Flanked by the heads of the world’s two biggest memory chipmakers, Lee cast the initiative on Monday as a “great leap forward” centered on the “triple axis” of semiconductors, physical AI and data centers. “We must secure the core elements of AI faster than any other country,” the president said in a televised address.
The world’s two largest memory chipmakers, Samsung Electronics and SK Hynix, will invest 800 trillion won ($518 billion) with suppliers to build two new chip fabrication sites each in South Korea’s southwest, Industry Minister Kim Jung-kwan said. Lee said the southwestern city of Gwangju and South Jeolla province will also invest 5 trillion to 20 trillion won ($3.2 billion to $13 billion) in the projects.
Kim said a further 81 trillion won ($52.5 billion) is expected to be invested for a chip-packaging cluster in the Chungcheong area near Seoul. The government also unveiled plans to build AI data centers in the region, backed by 550 trillion won ($356 billion) in investments from the SK Group, GS Group and Naver.
“By 2035, an additional 10-gigawatt AI data center will be built with a total investment exceeding 18.4 gigawatts and 1,000 trillion won,” or $648 billion, Science Minister Bae Kyung-hoon announced.

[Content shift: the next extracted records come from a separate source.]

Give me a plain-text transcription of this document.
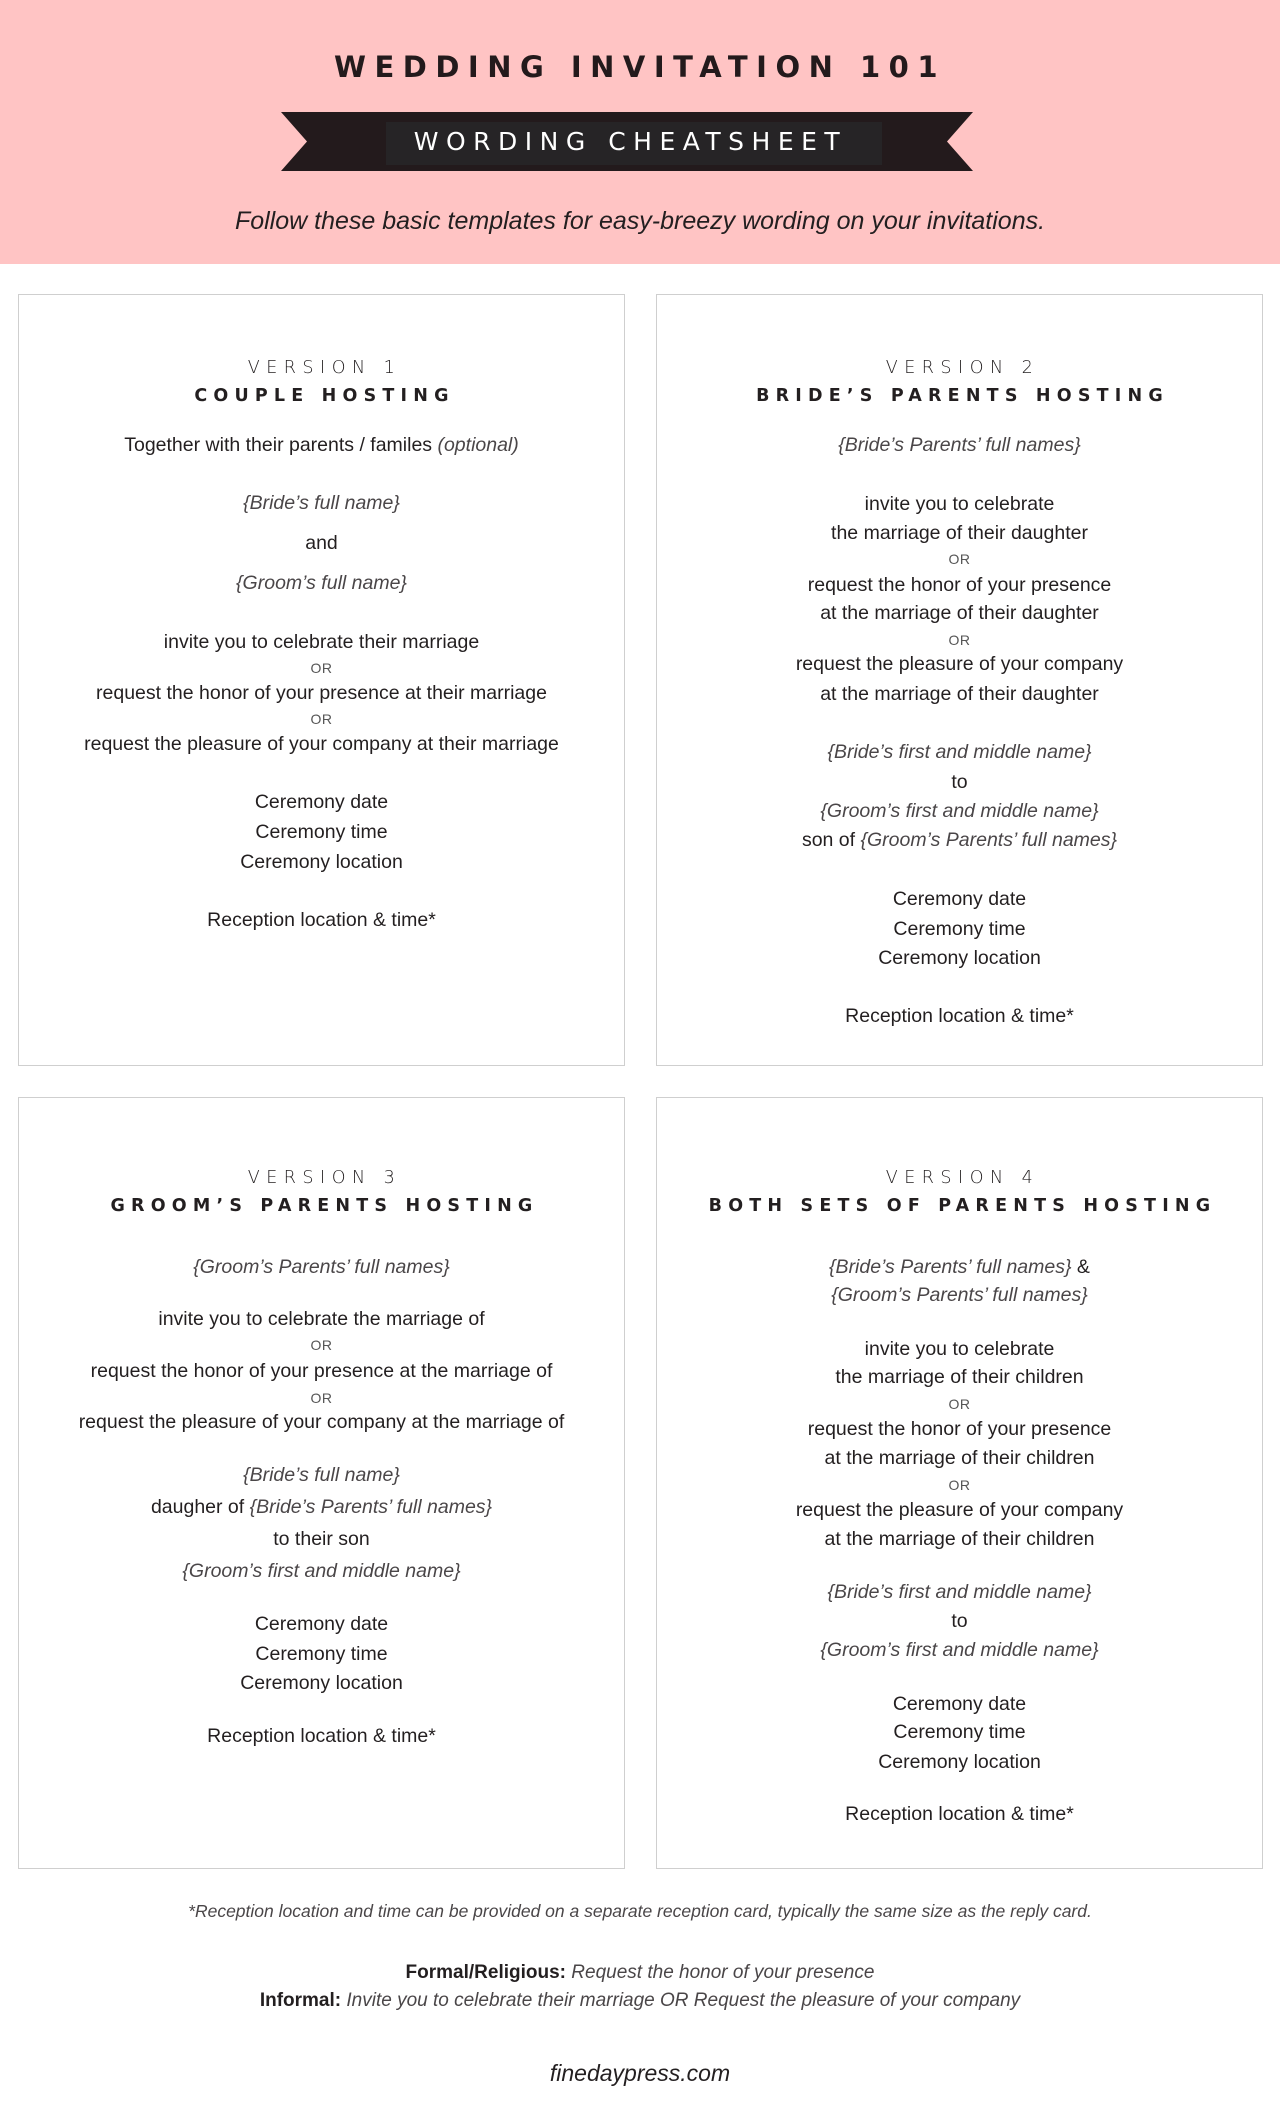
WEDDING INVITATION 101
WORDING CHEATSHEET

Follow these basic templates for easy-breezy wording on your invitations.

VERSION 1
COUPLE HOSTING
Together with their parents / familes (optional)
{Bride’s full name}
and
{Groom’s full name}
invite you to celebrate their marriage
OR
request the honor of your presence at their marriage
OR
request the pleasure of your company at their marriage
Ceremony date
Ceremony time
Ceremony location
Reception location & time*
VERSION 2
BRIDE’S PARENTS HOSTING
{Bride’s Parents’ full names}
invite you to celebrate
the marriage of their daughter
OR
request the honor of your presence
at the marriage of their daughter
OR
request the pleasure of your company
at the marriage of their daughter
{Bride’s first and middle name}
to
{Groom’s first and middle name}
son of {Groom’s Parents’ full names}
Ceremony date
Ceremony time
Ceremony location
Reception location & time*
VERSION 3
GROOM’S PARENTS HOSTING
{Groom’s Parents’ full names}
invite you to celebrate the marriage of
OR
request the honor of your presence at the marriage of
OR
request the pleasure of your company at the marriage of
{Bride’s full name}
daugher of {Bride’s Parents’ full names}
to their son
{Groom’s first and middle name}
Ceremony date
Ceremony time
Ceremony location
Reception location & time*
VERSION 4
BOTH SETS OF PARENTS HOSTING
{Bride’s Parents’ full names} &
{Groom’s Parents’ full names}
invite you to celebrate
the marriage of their children
OR
request the honor of your presence
at the marriage of their children
OR
request the pleasure of your company
at the marriage of their children
{Bride’s first and middle name}
to
{Groom’s first and middle name}
Ceremony date
Ceremony time
Ceremony location
Reception location & time*

*Reception location and time can be provided on a separate reception card, typically the same size as the reply card.

Formal/Religious: Request the honor of your presence

Informal: Invite you to celebrate their marriage OR Request the pleasure of your company

finedaypress.com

The opposition has criticized the plan, arguing that the government’s decision to locate a second semiconductor cluster in Honam, the traditional electoral stronghold of his liberal Democratic Party, is driven more by regional politics than by industrial logic. They have accused the government of pressuring memory chipmakers to invest in the region to bolster political support rather than allowing companies to choose the most commercially viable locations.